Train separate models and combine predictions:

In [None]:
# Get probability predictions from each modality
from sklearn.svm import SVC
from sklearn.ensemble import RandomForestClassifier

# Retrain with probability predictions
eeg_clf = SVC(probability=True, random_state=42)
video_clf = RandomForestClassifier(random_state=42)
gsr_clf = SVC(probability=True, random_state=42)

eeg_clf.fit(X_eeg_train, y_train)
video_clf.fit(X_video_train, y_train)
gsr_clf.fit(X_gsr_train, y_train)

# Get probability predictions
proba_eeg = eeg_clf.predict_proba(X_eeg_test)
proba_video = video_clf.predict_proba(X_video_test)
proba_gsr = gsr_clf.predict_proba(X_gsr_test)
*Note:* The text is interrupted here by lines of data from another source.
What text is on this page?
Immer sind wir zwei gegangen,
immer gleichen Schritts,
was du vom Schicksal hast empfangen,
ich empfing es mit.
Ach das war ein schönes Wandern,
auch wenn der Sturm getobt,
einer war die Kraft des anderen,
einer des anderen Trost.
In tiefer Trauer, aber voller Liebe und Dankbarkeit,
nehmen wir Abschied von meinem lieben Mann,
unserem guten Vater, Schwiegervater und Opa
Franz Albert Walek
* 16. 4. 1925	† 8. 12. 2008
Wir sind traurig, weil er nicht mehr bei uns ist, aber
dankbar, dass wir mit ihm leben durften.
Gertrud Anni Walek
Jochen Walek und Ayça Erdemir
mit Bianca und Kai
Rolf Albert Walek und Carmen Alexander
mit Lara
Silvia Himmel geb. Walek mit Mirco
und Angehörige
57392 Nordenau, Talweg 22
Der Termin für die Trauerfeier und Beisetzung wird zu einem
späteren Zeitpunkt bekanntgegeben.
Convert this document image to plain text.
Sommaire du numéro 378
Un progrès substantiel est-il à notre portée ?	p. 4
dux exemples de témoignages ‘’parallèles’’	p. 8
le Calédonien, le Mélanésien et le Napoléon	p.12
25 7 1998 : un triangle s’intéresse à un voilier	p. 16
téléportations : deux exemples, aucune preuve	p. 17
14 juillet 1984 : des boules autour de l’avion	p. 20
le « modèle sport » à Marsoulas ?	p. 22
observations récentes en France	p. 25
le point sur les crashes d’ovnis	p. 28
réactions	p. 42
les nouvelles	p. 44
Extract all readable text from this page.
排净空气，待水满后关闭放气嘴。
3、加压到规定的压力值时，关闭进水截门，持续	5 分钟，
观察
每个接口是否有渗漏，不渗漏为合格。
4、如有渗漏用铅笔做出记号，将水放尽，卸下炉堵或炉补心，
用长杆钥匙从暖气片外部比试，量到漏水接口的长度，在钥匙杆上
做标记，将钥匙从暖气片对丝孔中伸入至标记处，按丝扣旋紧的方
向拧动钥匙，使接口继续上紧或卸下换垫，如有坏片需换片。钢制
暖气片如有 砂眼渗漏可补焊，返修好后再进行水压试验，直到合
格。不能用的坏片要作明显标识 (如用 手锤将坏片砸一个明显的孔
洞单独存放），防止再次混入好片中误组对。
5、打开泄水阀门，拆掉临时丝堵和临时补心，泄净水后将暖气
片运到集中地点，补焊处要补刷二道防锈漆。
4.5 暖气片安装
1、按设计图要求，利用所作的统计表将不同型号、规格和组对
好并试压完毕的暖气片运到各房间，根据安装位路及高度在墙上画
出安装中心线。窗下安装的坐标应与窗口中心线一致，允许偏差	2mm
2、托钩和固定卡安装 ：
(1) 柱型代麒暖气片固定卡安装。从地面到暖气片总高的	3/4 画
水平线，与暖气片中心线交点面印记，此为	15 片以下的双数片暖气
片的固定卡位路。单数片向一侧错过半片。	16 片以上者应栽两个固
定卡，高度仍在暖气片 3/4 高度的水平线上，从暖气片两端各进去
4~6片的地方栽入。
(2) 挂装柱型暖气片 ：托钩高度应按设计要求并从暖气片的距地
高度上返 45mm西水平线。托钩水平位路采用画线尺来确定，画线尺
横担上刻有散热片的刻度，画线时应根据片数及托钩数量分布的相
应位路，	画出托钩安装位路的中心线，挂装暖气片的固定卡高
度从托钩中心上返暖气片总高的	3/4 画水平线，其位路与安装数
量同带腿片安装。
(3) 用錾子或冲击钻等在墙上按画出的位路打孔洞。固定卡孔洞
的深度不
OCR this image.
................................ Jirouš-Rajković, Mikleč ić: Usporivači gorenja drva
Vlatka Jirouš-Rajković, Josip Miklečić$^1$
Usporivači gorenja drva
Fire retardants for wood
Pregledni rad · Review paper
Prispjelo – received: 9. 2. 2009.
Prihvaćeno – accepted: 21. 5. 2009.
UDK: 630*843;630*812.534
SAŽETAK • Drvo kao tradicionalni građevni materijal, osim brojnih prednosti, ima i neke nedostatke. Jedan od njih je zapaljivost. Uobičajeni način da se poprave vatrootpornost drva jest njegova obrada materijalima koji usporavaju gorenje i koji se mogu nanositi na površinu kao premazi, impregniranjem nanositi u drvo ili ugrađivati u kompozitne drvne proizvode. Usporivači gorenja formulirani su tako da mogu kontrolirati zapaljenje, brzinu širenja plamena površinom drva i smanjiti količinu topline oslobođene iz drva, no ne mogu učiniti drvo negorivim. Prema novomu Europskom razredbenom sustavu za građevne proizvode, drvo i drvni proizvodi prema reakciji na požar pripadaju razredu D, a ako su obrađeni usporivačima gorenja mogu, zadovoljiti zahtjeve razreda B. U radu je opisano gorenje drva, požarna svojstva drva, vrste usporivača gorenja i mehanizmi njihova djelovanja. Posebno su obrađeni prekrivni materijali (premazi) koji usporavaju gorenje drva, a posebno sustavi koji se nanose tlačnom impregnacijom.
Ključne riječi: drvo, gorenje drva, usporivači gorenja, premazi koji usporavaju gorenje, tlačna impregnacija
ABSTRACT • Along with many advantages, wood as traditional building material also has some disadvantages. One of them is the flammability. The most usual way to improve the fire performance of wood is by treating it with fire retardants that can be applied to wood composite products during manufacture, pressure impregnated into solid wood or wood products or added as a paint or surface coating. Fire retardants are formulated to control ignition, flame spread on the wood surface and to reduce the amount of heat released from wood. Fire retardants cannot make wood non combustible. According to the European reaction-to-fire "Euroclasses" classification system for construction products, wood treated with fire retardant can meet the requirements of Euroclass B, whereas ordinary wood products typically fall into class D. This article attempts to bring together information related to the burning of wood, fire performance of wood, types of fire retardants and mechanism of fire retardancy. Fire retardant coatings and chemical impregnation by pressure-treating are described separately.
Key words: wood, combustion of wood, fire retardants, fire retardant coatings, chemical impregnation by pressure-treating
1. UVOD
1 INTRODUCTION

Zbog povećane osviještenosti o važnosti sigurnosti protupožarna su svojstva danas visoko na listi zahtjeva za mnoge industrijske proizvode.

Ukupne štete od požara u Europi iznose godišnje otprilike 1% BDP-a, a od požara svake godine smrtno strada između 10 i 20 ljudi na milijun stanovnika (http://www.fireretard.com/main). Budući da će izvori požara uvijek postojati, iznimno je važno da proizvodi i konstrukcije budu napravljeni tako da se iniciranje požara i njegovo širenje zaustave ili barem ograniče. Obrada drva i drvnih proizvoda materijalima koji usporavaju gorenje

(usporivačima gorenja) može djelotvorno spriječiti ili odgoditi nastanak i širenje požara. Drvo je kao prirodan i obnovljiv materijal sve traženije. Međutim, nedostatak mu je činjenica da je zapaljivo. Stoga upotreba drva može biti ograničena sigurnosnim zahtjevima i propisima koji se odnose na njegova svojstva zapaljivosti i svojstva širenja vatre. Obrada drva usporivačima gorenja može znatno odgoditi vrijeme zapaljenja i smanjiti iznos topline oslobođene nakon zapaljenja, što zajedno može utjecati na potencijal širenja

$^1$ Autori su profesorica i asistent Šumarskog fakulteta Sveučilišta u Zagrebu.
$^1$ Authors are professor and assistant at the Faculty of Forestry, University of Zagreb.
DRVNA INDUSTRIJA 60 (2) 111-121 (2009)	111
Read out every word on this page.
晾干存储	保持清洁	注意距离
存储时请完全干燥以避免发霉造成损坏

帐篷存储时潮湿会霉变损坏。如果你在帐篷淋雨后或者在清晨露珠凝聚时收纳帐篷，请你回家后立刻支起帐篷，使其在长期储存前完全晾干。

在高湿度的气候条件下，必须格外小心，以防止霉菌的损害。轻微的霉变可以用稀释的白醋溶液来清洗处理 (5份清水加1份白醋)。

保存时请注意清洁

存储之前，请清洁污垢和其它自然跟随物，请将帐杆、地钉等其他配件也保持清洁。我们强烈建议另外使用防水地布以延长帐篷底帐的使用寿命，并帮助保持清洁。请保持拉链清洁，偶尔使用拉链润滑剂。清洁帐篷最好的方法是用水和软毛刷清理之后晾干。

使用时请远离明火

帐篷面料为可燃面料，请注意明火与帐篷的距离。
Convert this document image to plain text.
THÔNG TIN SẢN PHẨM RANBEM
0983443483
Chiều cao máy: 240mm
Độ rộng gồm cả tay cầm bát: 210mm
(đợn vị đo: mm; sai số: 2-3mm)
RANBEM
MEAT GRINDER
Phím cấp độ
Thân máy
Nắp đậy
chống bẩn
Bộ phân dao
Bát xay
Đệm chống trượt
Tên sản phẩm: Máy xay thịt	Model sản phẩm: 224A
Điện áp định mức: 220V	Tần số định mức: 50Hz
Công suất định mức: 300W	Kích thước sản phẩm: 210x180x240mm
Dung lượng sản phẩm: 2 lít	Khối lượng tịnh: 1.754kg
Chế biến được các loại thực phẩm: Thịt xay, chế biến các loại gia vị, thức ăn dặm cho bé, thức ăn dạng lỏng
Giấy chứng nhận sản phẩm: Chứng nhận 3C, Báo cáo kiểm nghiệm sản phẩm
# Average probabilities (simple voting)
proba_late = (proba_eeg + proba_video + proba_gsr) / 3
y_pred_late = np.argmax(proba_late, axis=1)
results['Late Fusion (Voting)'] = accuracy_score(y_test, y_pred_late)

print(f"Late Fusion Accuracy: {results['Late Fusion (Voting)']:.2%}")

### 6.3 Weighted Fusion

Weight each modality by its individual performance:

In [None]:
# Calculate weights based on validation accuracy
weights = np.array([
    results['EEG'],
    results['Video'],
    results['GSR']
])
weights = weights / weights.sum()  # Normalize

print(f"Modality weights: EEG={weights[0]:.3f}, Video={weights[1]:.3f}, GSR={weights[2]:.3f}")

# Weighted average of probabilities
proba_weighted = (
    weights[0] * proba_eeg +
    weights[1] * proba_video +
    weights[2] * proba_gsr
)
y_pred_weighted = np.argmax(proba_weighted, axis=1)
results['Weighted Fusion'] = accuracy_score(y_test, y_pred_weighted)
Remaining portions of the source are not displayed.